Reputation: 215
I have this situation with RAM and SWAP at the moment:
$ free -h
total used free shared buffers cached
Mem: 7,7G 7,5G 159M 100M 75M 5,9G
-/+ buffers/cache: 1,5G 6,1G
Swap: 7,9G 408M 7,5G
And I was wondering...
Is there a way to know what programs/data are RAM-cached and/or from which process do they come from?
My idea is that, since they are re-usable, there should be a way to "identify" them.
But my knowledge is really too small to know how.
Thank you very much in advance.
Upvotes: 4
Views: 1068
Reputation:
is there a way to know what programs/data are RAM-cached and/or from which process do they come from?
There is a program http://hoytech.com/vmtouch/ vmtouch
. It gives information how much percent of a file in the file cache.
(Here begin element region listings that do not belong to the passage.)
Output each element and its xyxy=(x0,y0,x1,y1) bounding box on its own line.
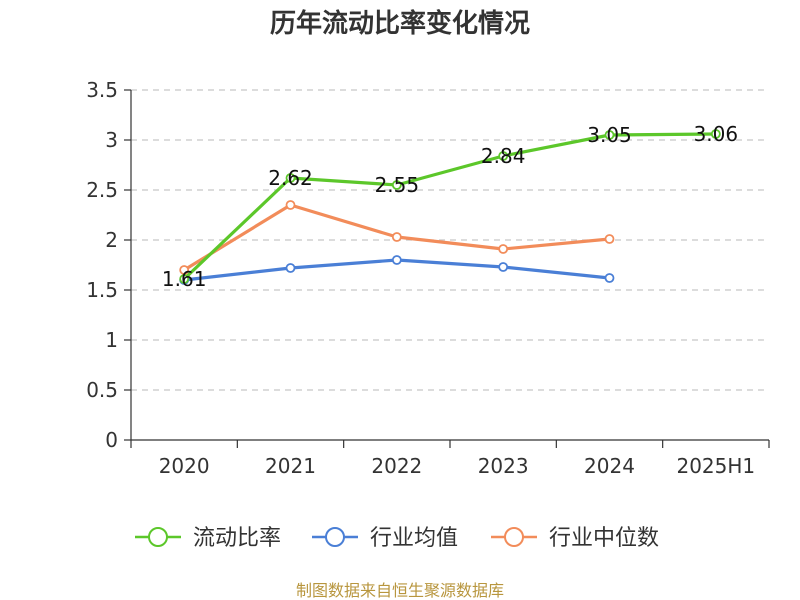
x-tick-label: 2025H1 xyxy=(676,454,755,478)
legend-item: 流动比率 xyxy=(135,526,281,551)
y-tick-label: 0.5 xyxy=(86,378,118,402)
data-point xyxy=(604,273,615,283)
axes: 0 0.5 1 1.5 2 2.5 3 3.5 2020 2021 2022 2023 2024 2025… xyxy=(86,78,770,478)
series-line xyxy=(183,132,716,281)
legend-item: 行业均值 xyxy=(312,526,458,551)
legend-marker xyxy=(325,527,345,547)
legend-label: 行业中位数 xyxy=(549,526,659,551)
data-point xyxy=(285,200,296,210)
data-point xyxy=(498,262,509,272)
y-tick-label: 2.5 xyxy=(86,178,118,202)
data-point xyxy=(391,232,402,242)
data-point xyxy=(391,255,402,265)
x-tick-label: 2024 xyxy=(584,454,635,478)
y-tick-label: 2 xyxy=(105,228,118,252)
legend-marker xyxy=(504,527,524,547)
data-labels: 1.61 2.62 2.55 2.84 3.05 3.06 xyxy=(162,122,738,291)
data-label: 3.06 xyxy=(694,122,739,146)
data-label: 2.62 xyxy=(268,166,313,190)
data-label: 2.55 xyxy=(375,173,420,197)
legend: 流动比率 行业均值 行业中位数 xyxy=(135,526,659,551)
series-lines xyxy=(179,129,721,285)
data-point xyxy=(179,265,190,275)
data-point xyxy=(604,130,615,140)
data-point xyxy=(604,234,615,244)
source-note: 制图数据来自恒生聚源数据库 xyxy=(296,581,504,600)
chart-title: 历年流动比率变化情况 xyxy=(270,8,530,39)
data-point xyxy=(285,263,296,273)
data-label: 3.05 xyxy=(587,123,632,147)
legend-label: 行业均值 xyxy=(370,526,458,551)
data-point xyxy=(391,180,402,190)
y-tick-label: 3.5 xyxy=(86,78,118,102)
data-point xyxy=(179,274,190,284)
x-tick-label: 2020 xyxy=(159,454,210,478)
data-point xyxy=(498,151,509,161)
legend-item: 行业中位数 xyxy=(491,526,659,551)
data-point xyxy=(710,129,721,139)
legend-marker xyxy=(148,527,168,547)
data-point xyxy=(285,173,296,183)
x-tick-label: 2021 xyxy=(265,454,316,478)
grid-lines xyxy=(131,89,769,391)
data-point xyxy=(498,244,509,254)
y-tick-label: 1.5 xyxy=(86,278,118,302)
x-tick-label: 2023 xyxy=(478,454,529,478)
y-tick-label: 3 xyxy=(105,128,118,152)
y-tick-label: 1 xyxy=(105,328,118,352)
legend-label: 流动比率 xyxy=(193,526,281,551)
y-tick-label: 0 xyxy=(105,428,118,452)
data-label: 2.84 xyxy=(481,144,526,168)
data-label: 1.61 xyxy=(162,267,207,291)
x-tick-label: 2022 xyxy=(371,454,422,478)
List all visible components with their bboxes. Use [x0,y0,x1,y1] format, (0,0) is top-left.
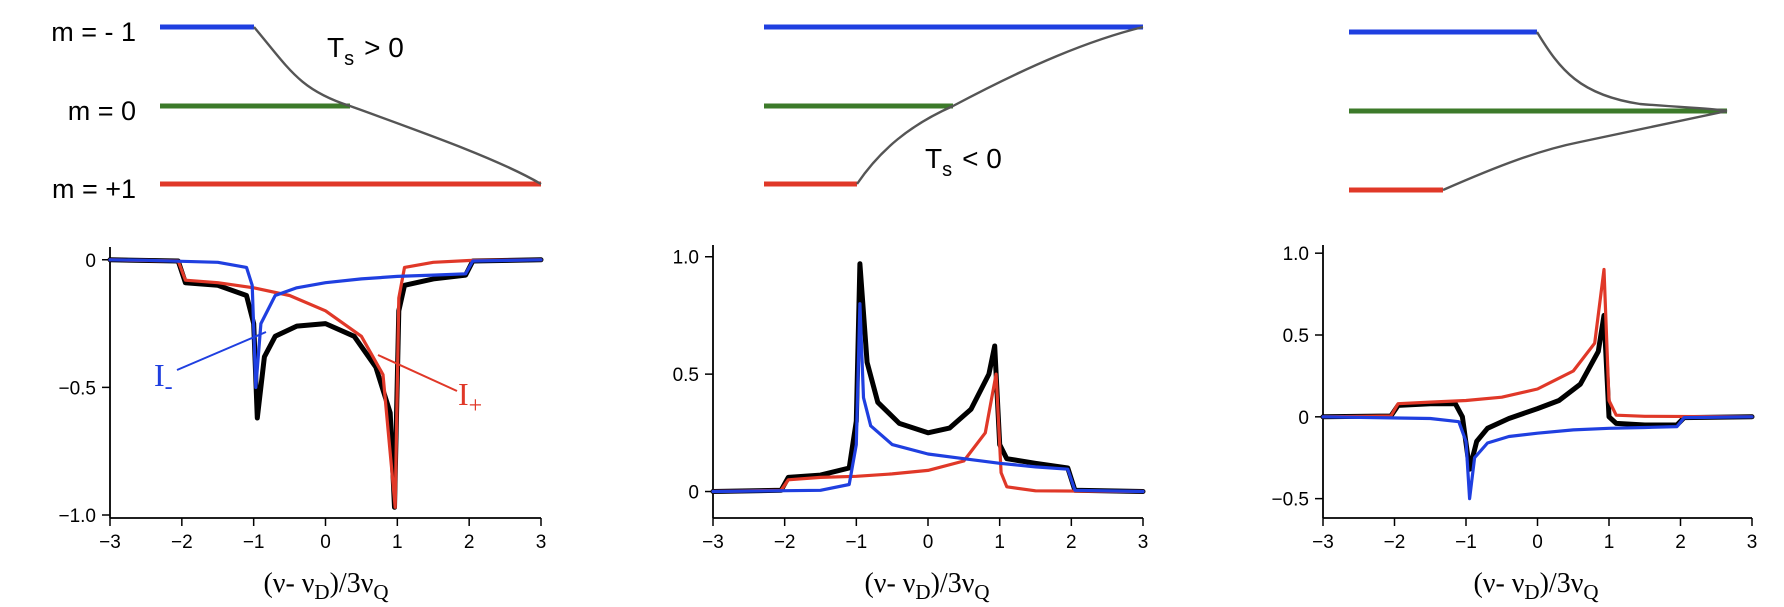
series-line-red [108,258,543,509]
series-line-blue [1321,415,1754,501]
y-tick-label: 0 [85,251,96,272]
x-tick-label: −1 [1455,532,1477,553]
x-tick-label: 0 [320,532,331,553]
series-line-red [711,372,1145,494]
y-tick-label: 0 [1298,408,1309,429]
series-line-blue [711,302,1145,494]
level-diagram-left: m = - 1 m = 0 m = +1 Ts > 0 [51,17,542,204]
y-tick-label: −0.5 [58,378,96,399]
x-tick-label: 2 [1675,532,1686,553]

You probably need to compile it. This is example on my computer:
Before reading a file which is not in the cache:
$ vmtouch -v /usr/share/dict/linux.words
/usr/share/dict/linux.words
[ ] 0/1210
Files: 1
Directories: 0
Resident Pages: 0/1210 0/4M 0%
Elapsed: 0.000169 seconds
After reading some data from the file:
$ tail -n 10000 /usr/share/dict/linux.words >/dev/null
$ vmtouch -v /usr/share/dict/linux.words
/usr/share/dict/linux.words
[ oO] 24/1210
Files: 1
Directories: 0
Resident Pages: 24/1210 96K/4M 1.98%
Elapsed: 0.000152 seconds
vmtouch
frist calls nmap
for a file and then uses mincore
system call to determine if a file or some of its pages are resident in memory:
man mincore
:
DESCRIPTION
mincore() returns a vector that indicates whether pages of the calling process’s virtual memory are resident in core (RAM), and so will not cause a disk access (page fault) if referenced. The kernel returns residency information about the pages starting at the address addr, and continuing for length bytes.